Assemblée nationale

Compte rendu analytique officiel

1ère Séance du mardi 29 janvier 2008

QUESTIONS ORALES SANS DÉBAT

COMMISSARIAT DE BOULOGNE-BILLANCOURT

M. Pierre-Christophe Baguet - La sécurité reste une préoccupation majeure de nos concitoyens, même s'ils sont conscients des efforts réalisés par les gouvernements successifs depuis quelques années. Ils souhaitent une police plus disponible et un accueil davantage personnalisé. Pour ce faire, ce sont, non pas l'enthousiasme et le professionnalisme du personnel qui sont en cause, mais les moyens matériels et les effectifs.

L'effectif théorique du commissariat de Boulogne-Billancourt est de 190, mais compte tenu des contraintes de gestion du ministère, il n'est en réalité que de 170. Cet écart est très handicapant car il touche les officiers et ne tient pas compte des contraintes particulières du commissariat, situé dans une sous-préfecture comptant de nombreux équipements sportifs, comme le Parc des Princes ou Roland Garros, et des entreprises de médias, comme les plateaux d'enregistrement de TDK et de TF1, qui nécessitent régulièrement une protection renforcée. En outre, la vétusté et la configuration des lieux conduisent à des situations inacceptables : sur-utilisation de sous-sols proches de l'insalubrité ; accueil des personnes en salle d'attente, sans confidentialité, où victimes et auteurs des faits se croisent fréquemment. Quelles mesures le Gouvernement entend-il prendre pour renforcer les effectifs et rénover le commissariat ?

M. Éric Besson, secrétaire d'État chargé de la prospective et de l'évaluation des politiques publiques - Je vous prie d'excuser l'absence de Mme la ministre de l'intérieur, qui m'a chargé de la remplacer.

Le commissariat de Boulogne-Billancourt compte un effectif de 168 fonctionnaires. La réforme des corps et des carrières a conduit à la suppression de deux postes d'officier depuis janvier 2002. En revanche, les effectifs du corps d'encadrement et d'application sont, avec 152 personnes, excédentaires de deux unités par rapport à l'effectif départemental de fonctionnement annuel.

Les résultats de la lutte contre la délinquance à Boulogne-Billancourt tendent à démontrer que les effectifs sont à un niveau correct, puisqu'entre 2002 et 2007, les faits constatés ont baissé de 14,42 % et ceux de voie publique de 37,61 %. Pour 2007, un recul de près de mille faits de délinquance générale a été constaté par rapport à 2006, ainsi qu'un recul de 14,06 % des violences aux personnes.
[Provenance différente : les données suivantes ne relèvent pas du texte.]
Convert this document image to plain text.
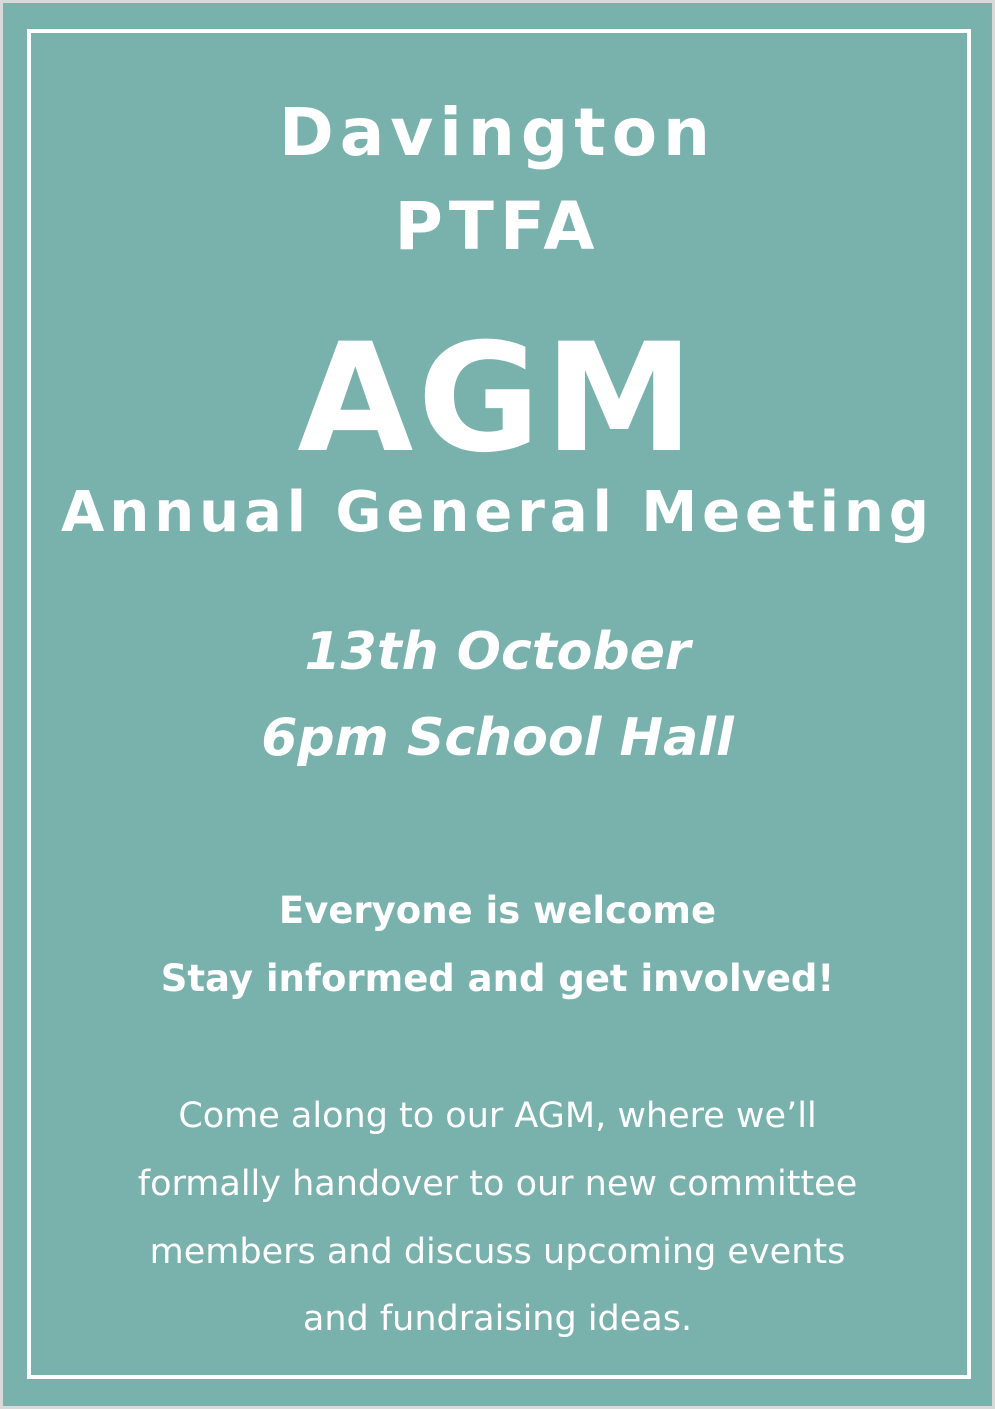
Davington

PTFA

AGM

Annual General Meeting

13th October

6pm School Hall

Everyone is welcome

Stay informed and get involved!

Come along to our AGM, where we’ll

formally handover to our new committee

members and discuss upcoming events

and fundraising ideas.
Les sujétions particulières à la circonscription de Boulogne-Billancourt, relatives par exemple aux manifestations à risque au Parc des Princes ou à Roland Garros, n'entraînent que des prélèvements d'effectifs limités en raison du concours des effectifs départementaux et des compagnies républicaines de sécurité.
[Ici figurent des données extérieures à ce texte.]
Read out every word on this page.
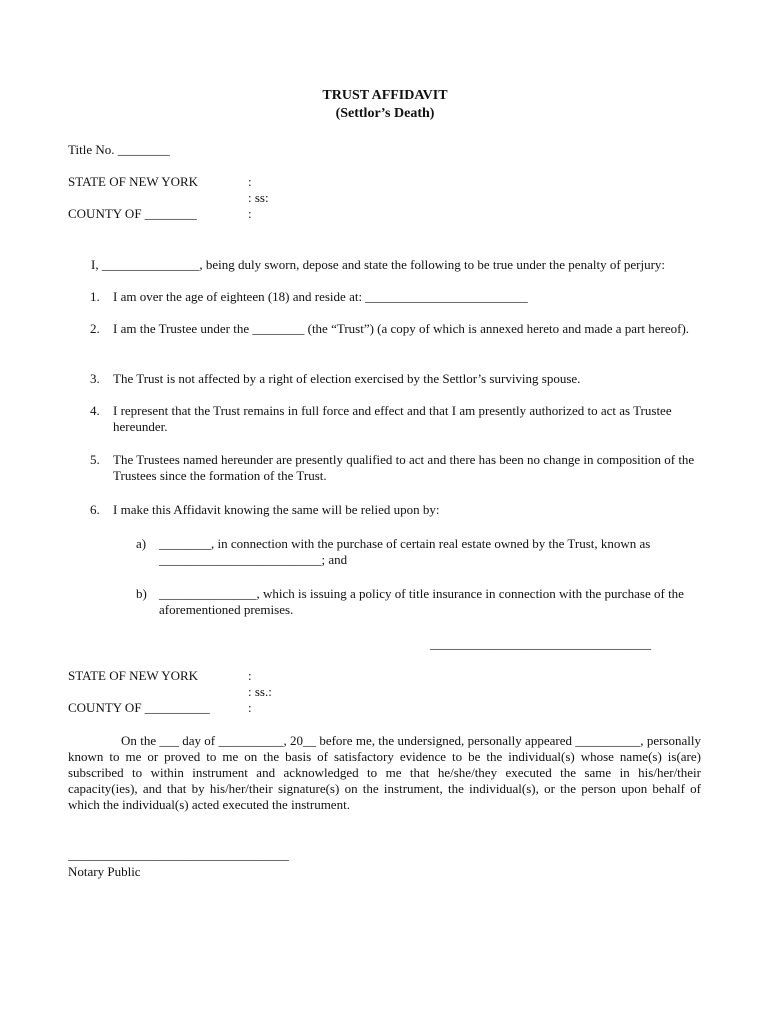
TRUST AFFIDAVIT
(Settlor’s Death)
Title No. ________
STATE OF NEW YORK	:
: ss:
COUNTY OF ________	:
I, _______________, being duly sworn, depose and state the following to be true under the penalty of perjury:
1. I am over the age of eighteen (18) and reside at: _________________________
2. I am the Trustee under the ________ (the “Trust”) (a copy of which is annexed hereto and made a part hereof).
3. The Trust is not affected by a right of election exercised by the Settlor’s surviving spouse.
4. I represent that the Trust remains in full force and effect and that I am presently authorized to act as Trustee hereunder.
5. The Trustees named hereunder are presently qualified to act and there has been no change in composition of the Trustees since the formation of the Trust.
6. I make this Affidavit knowing the same will be relied upon by:
a) ________, in connection with the purchase of certain real estate owned by the Trust, known as _________________________; and
b) _______________, which is issuing a policy of title insurance in connection with the purchase of the aforementioned premises.
__________________________________
STATE OF NEW YORK	:
: ss.:
COUNTY OF __________	:
On the ___ day of __________, 20__ before me, the undersigned, personally appeared __________, personally known to me or proved to me on the basis of satisfactory evidence to be the individual(s) whose name(s) is(are) subscribed to within instrument and acknowledged to me that he/she/they executed the same in his/her/their capacity(ies), and that by his/her/their signature(s) on the instrument, the individual(s), or the person upon behalf of which the individual(s) acted executed the instrument.
__________________________________
Notary Public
En ce qui concerne les conditions de travail et d'accueil, le bâtiment paraît d'une capacité juste suffisante et être par ailleurs dans un état acceptable. Les services municipaux de Boulogne-Billancourt ont réalisé des travaux de réhabilitation en 2000, ainsi que des travaux d'entretien et de réparation en 2004 et 2005. L'exiguïté de l'accueil est en revanche incontestable. Alors que la ville avait envisagé, en 2005, de construire une extension, elle n'a pas donné suite à ce projet. La ministre est ouverte à toute nouvelle proposition de la municipalité pour le relogement du commissariat.
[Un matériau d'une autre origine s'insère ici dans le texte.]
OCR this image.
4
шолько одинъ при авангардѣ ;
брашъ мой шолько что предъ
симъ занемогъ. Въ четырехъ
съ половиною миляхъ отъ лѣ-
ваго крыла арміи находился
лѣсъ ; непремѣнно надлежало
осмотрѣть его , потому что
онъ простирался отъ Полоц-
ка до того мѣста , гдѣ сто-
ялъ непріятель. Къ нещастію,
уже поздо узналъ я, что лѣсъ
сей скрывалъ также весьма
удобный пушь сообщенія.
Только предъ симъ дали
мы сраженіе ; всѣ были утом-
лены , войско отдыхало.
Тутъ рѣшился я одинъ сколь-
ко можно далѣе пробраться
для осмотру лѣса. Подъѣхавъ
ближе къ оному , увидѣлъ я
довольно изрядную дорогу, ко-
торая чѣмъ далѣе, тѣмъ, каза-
M. Pierre-Christophe Baguet - Je vous remercie pour les éléments intéressants que vous avez apportés, même si je trouve un peu inquiétant le principe selon lequel moins de délinquance appellerait moins de fonctionnaires. J'ajoute que lorsqu'une personnalité se rend sur un plateau de TF1, le commissariat ne reçoit aucun soutien du département, ni des CRS. Si les effectifs sont de 168 cette année, ils étaient de 201 en 1996, ce qui représentante une diminution de plus de 16 %. Des efforts sur les effectifs des commissariats sont essentiels. Enfin, je note l'engagement du Gouvernement à rénover ce commissariat, qui est, je le précise, un commissariat de district, c'est-à-dire qu'il coordonne l'activité de la police des villes voisines.